Prof. Dr. Kenan Midilli “Aşılar tamamen etkisiz kalmaz.En olumsuz senaryoda bile aşılanma önemini koruyacaktır. Herkes aşı olmalı, maske ve mesafeye dikkat etmeli” diyor. 

Prof. Dr. Nurettin Yiyit, “Endişe etmeyin, aşı firmaları bu virüsü de kapsayacak düzenlemeleri yaparlar. Maske ve mesafe tüm varyantlarda etkili” diyor. 

Koronavirüsün başak proteininin 30 farklı mutasyon geçirmiş olduğuna dikkat çeken Güney Afrika’daki KZN Araştırma ve İnovasyon Platformu (KRIPS) Başkanı Tulio de Oliveira, “Omicron bizi şaşırttı. Beklediğimizden çok daha fazla mutasyon geçirmiş. Bu, koronavirüsün evriminde büyük bir sıçrama” diyor. 

İngiltere’nin COVİD-19’la mücadele bilim kurulunda yer alan Prof. Neil Ferguson da, Omicron’un bağışıklığa karşı koyma gücünün yüksek olabileceğine dikkat çekerek şu uyarıda bulunuyor; “B.1.1.529 varyantı, çoğu aşını hedefi olan başak proteinlerinde benzeri görülmemiş sayıda mutasyona sahip” diyor. 

Dünya Sağlık Örgütü’nün uyarısını, yerli ve yabancı uzmanların görüşlerini, kendisine karşı etkili bir aşı ya da ilaç geliştiremediğimiz COVID-un 30 defa mutasyona uğramış varyantı olan Omicron’un insan sağlığını, piyasaları, ekonomileri dolayısıyla yaşantımızı nasıl etkilemekte olduğunu anlamak ve önlem almak zorundayız.
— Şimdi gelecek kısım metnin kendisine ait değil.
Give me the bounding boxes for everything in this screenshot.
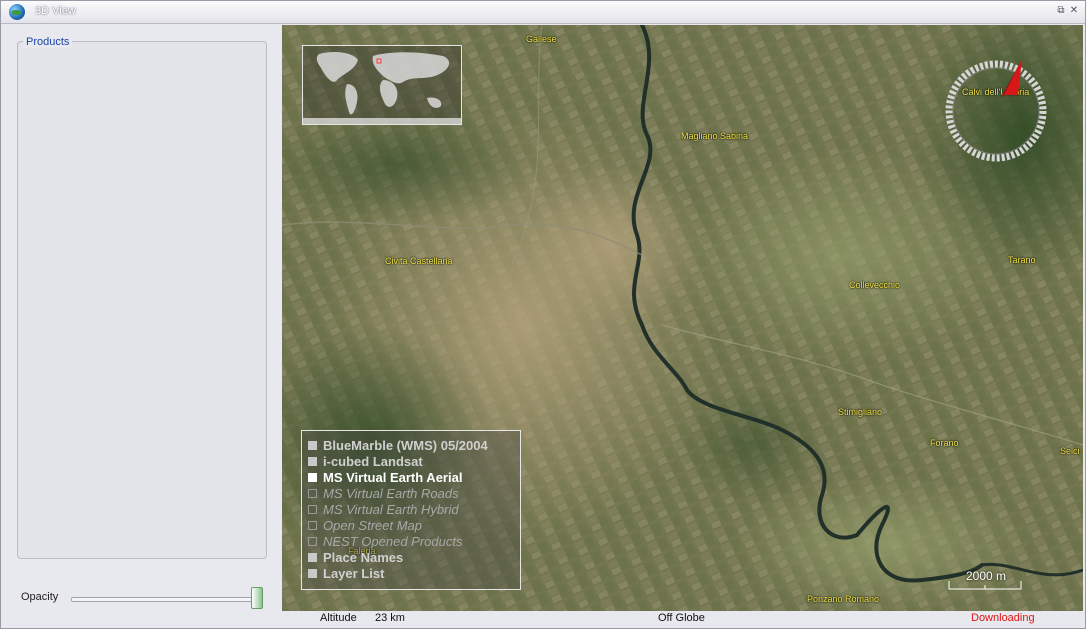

Kişisel olarak yapabileceğimiz tek şey, bugüne kadar uyguladığımız klasik korunma önlemlerini ısrarla ve dikkatle sürdürmek. Aşılanmak, temizliğe, maske ve mesafeye dikkat etmek. 

Bütün dünyada bilim adamları koronavirüsü mevsimsel bir grip salgınıa dönüştürmek için çaba harcıyorlar. Sağlık ordumuz, bütün zor koşullara rağmen, hastalığın pençesine düşmüş olanları sağlıklarına kavuşturmak için çırpınıyorlar. Onlara yardımcı olmak zorundayız. Şimdilik başka çaremiz yok.